Sesudah negara Islam berdiri kuat. Turunlah
perintah zakat sebagai rukun ketiga dari kelima rukun Islam (arkanul Islam). Zakat ialah pengambilan
sebgian harta kepunyaan orang-orang yang mampu untuk menjadi milik orang yang
tidak mampu. Pengambilan wajib ini dilakukan pada tiap tahun sebagai iuaran
kemanusiaan dari orang-orang yang mampu untuk mencukupi hidup orang yang tidak
mampu.
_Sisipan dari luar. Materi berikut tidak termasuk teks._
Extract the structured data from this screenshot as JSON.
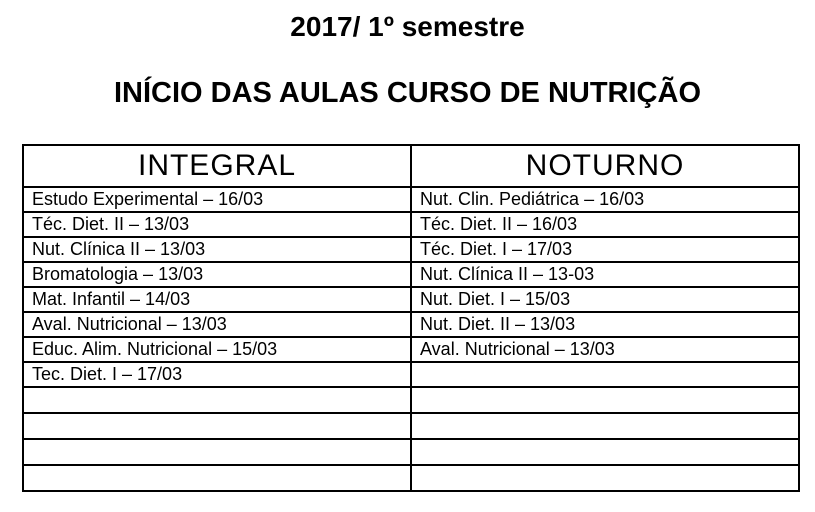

Negara dapat memaksa dengan hukum kekerasan supaya tiap orang yang mempunyai
harta menurut nishab (minimal) yang sudah ditetapkan menunaikan kewajiban
zakatnya.
1.2 Rumusan Masalah
1. Apakah
yang dimaksud dengan pengertian zakat?
2. Apakah
yang dimaksud dengan macam- macam zakat?
3. Apakah
yang dimaksud dengan sejarah zakat?
4. Siapakah
yang berhak menerima zakat?
5. Apakah
macam- macam zakat yang harus dipungut?
6. Apakah
yang dimaksud dengan prinsip zakat?
7. Apakah
yang dimaksud dengan pemungutan zakat dan keuangan negara?
1.3
Tujuan Penulisan
1. Memahami
dan mempelajari pengertian zakat.
2. Memahami
dan mempelajari macam - macam zakat.
3. Memahami
dan mempelajari sejarah zakat.
4. Memahami
dan mempelajari yang berhak menerima zakat.
5. Memahami
dan mempelajari macam- macam zakat yang harus dipungut.
6. Memahami
dan mempelajari prinsip zakat.
7. Memahami
dan mempelajari pemungutan zakat dan keuangan negara.
PEMBAHASAN
2.1
Pengertian Zakat
Zakat
menurut lughah (bahasa), berarti nama’=
kesuburan, thaharah = kesucian, barakah = keberkatan dan berarti juga tazkiyah tathier = mensucikan. Syara’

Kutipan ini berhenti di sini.